Влада, своего приятеля и ее возлюбленного, он знал отлично. И все его поступки мог просчитать с точностью до миллиметра. В том числе и увлечение красавицей-дворничихой, как тот называл Элю. И про его свадьбу с бледнолицей дочерью посла, папашиного начальника, давно запланированную мудрыми родителями, тоже знал. И мучился оттого, что не предупредил Элю. Просто не смог, не хватило духа.
Ее ночные визиты в свою постель он воспринимал как простой человеческий долг. Который ему самому был достаточно в тягость. Но жалость и «поддержка» пострадавшей была важнее.
И все-таки он тайно мечтал, чтобы эта разбитая, покалеченная, несчастная женщина поскорее исчезла из его жизни. И он бы опять погрузился – с большим удовольствием! – в свое одиночество, успокоительную и желанную пьянку, в любимую, по его же определению, «мазню» и покой. Без чужих страданий и слез.
Потому, что хватало своих – выше крыши.
Она к нему прилепилась, привыкла, как привыкала к любому, пусть даже слегка проявившему милость, несчастному, потерянному и одинокому человеку.
То, что она приходила к нему ночью, она ошибочно считала благодарностью. За все: за кров, кусок колбасы, бутылку дешевого вина, подтаявший и помятый стаканчик сливочного мороженого – тебе, ты же любишь! Это была забота. Именно то, чего так недостает недолюбленному и одинокому человеку.
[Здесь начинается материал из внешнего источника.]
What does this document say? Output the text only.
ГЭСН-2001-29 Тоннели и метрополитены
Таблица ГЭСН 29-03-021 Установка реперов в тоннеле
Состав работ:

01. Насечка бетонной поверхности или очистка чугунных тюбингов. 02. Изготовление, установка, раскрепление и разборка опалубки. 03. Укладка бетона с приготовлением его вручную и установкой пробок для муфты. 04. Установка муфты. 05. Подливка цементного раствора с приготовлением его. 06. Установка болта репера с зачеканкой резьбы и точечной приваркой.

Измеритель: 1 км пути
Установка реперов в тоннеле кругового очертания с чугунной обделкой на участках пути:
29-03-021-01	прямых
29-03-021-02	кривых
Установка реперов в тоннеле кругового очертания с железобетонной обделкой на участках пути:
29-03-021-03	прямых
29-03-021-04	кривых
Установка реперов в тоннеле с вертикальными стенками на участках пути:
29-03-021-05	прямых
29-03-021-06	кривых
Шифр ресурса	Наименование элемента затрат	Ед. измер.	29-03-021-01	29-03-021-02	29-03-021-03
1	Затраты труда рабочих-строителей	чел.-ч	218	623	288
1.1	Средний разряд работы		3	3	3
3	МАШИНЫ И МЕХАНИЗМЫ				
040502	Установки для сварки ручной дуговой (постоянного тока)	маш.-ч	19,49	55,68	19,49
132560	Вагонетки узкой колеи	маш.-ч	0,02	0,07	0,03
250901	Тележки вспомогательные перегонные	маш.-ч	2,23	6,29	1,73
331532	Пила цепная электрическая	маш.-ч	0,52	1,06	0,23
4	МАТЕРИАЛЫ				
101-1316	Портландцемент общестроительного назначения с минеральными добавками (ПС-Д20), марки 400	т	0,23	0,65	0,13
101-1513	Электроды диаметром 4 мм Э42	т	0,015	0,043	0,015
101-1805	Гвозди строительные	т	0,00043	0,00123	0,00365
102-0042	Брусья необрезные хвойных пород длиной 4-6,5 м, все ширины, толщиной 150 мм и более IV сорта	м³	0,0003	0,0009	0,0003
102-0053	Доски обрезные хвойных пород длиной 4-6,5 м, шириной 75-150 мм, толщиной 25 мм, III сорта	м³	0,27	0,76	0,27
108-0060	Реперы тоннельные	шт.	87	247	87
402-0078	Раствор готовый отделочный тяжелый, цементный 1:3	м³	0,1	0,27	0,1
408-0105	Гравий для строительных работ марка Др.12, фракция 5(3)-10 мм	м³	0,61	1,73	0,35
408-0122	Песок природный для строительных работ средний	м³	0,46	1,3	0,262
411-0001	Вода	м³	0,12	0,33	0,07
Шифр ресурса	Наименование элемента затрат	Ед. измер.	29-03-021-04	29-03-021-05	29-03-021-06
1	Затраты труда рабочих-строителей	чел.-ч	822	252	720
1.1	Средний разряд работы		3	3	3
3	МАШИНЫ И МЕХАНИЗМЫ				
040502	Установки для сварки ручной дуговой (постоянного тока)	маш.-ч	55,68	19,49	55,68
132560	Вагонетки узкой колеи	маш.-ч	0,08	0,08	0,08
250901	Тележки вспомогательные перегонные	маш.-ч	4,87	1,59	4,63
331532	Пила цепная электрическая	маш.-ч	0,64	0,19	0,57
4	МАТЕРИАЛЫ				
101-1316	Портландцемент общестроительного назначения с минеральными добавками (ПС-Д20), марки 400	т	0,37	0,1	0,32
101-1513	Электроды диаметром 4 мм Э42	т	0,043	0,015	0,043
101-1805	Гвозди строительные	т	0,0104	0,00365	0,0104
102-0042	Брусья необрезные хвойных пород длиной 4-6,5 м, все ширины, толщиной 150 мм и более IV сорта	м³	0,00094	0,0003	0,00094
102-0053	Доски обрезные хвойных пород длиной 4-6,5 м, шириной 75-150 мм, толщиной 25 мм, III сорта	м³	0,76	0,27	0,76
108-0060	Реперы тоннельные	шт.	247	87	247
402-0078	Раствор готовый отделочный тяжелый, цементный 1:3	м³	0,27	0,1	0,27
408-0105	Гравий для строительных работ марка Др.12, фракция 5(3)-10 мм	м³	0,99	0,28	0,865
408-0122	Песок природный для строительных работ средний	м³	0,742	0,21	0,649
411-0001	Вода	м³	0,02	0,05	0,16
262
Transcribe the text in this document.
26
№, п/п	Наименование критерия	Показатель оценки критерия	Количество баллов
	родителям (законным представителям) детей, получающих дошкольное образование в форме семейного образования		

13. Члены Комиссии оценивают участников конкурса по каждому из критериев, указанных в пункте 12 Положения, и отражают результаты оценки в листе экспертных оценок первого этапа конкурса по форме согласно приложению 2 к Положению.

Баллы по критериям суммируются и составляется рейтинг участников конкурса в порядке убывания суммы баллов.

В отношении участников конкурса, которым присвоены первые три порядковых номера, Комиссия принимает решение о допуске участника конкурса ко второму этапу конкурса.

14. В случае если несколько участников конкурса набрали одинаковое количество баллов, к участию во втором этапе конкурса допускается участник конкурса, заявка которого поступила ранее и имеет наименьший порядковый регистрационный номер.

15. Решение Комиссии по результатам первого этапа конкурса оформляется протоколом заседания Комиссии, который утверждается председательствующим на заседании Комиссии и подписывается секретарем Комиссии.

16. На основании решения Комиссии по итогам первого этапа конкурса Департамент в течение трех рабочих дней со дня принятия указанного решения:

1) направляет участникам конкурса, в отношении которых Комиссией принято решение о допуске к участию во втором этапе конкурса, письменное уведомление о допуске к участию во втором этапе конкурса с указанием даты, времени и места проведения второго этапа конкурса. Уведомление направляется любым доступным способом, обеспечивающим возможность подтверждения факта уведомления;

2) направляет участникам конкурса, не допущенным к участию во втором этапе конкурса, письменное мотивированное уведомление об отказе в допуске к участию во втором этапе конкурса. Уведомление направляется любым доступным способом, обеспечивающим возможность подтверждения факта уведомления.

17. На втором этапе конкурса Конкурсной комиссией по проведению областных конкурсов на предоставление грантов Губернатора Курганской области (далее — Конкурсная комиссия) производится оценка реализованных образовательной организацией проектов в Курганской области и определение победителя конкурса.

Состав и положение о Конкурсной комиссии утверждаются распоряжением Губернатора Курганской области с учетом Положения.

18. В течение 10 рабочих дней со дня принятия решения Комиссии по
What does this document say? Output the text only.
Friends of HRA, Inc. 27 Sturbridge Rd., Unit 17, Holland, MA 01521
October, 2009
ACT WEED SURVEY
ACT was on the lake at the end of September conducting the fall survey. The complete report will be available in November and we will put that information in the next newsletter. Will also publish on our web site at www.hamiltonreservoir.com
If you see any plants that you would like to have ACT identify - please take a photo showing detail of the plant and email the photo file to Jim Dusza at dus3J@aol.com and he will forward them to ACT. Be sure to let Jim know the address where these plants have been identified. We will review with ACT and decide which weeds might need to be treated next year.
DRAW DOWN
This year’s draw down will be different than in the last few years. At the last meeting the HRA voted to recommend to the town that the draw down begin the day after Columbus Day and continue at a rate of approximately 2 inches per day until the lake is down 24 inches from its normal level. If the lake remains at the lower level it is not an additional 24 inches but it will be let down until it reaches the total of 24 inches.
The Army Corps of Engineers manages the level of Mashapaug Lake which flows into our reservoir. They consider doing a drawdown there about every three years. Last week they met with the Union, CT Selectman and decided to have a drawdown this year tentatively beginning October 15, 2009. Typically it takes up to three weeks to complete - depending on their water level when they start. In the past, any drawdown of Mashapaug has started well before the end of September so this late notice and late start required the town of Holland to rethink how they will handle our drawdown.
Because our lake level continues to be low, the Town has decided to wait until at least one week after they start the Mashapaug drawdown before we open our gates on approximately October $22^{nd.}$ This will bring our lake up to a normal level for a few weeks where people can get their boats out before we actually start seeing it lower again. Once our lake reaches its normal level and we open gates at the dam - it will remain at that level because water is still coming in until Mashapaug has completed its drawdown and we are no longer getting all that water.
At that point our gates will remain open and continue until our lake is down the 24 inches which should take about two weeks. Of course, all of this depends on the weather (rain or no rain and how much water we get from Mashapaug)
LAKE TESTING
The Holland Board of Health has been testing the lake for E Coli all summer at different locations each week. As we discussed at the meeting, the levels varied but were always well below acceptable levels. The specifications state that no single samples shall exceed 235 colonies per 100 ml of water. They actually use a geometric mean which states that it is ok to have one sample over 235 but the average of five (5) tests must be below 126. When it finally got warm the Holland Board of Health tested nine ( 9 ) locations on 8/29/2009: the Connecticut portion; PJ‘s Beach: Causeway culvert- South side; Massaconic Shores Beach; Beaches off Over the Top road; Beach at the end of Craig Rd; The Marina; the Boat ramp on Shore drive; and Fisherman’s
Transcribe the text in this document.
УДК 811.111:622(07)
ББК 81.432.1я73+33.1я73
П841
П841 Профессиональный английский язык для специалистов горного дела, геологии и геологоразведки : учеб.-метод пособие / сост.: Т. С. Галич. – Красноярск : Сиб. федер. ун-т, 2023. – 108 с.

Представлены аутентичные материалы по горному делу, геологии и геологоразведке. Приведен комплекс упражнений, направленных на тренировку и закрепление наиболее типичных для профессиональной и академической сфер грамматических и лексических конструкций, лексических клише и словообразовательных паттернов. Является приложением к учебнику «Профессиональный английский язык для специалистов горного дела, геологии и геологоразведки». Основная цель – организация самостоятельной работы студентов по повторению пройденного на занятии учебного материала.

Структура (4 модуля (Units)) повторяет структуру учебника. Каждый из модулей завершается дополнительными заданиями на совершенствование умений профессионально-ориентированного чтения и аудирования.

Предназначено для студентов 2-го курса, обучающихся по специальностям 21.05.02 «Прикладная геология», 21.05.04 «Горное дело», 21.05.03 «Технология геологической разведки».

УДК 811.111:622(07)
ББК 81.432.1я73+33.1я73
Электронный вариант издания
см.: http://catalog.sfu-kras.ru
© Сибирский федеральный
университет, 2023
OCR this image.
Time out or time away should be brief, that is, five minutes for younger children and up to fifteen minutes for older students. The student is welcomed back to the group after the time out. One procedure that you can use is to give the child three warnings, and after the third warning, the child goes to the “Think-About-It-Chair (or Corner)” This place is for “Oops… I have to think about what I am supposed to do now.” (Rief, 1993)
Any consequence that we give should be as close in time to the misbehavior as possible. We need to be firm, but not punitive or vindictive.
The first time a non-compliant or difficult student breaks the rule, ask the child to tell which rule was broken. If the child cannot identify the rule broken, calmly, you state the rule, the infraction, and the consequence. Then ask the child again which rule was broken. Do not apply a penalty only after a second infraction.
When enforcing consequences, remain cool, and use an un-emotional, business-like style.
И эту ЗАБОТУ она научилась ценить больше всего. Вернее, жизнь научила – быть благодарной.
То, что она начала по-серьезному пить, она поняла однажды утром. Когда ходуном заходили руки и эту дрожь было невозможно унять. И когда дрожь прошла после того, как Загорский дал ей стакан теплого пива. Дрожь унялась сразу, вместе с тошнотой и тупой головной болью.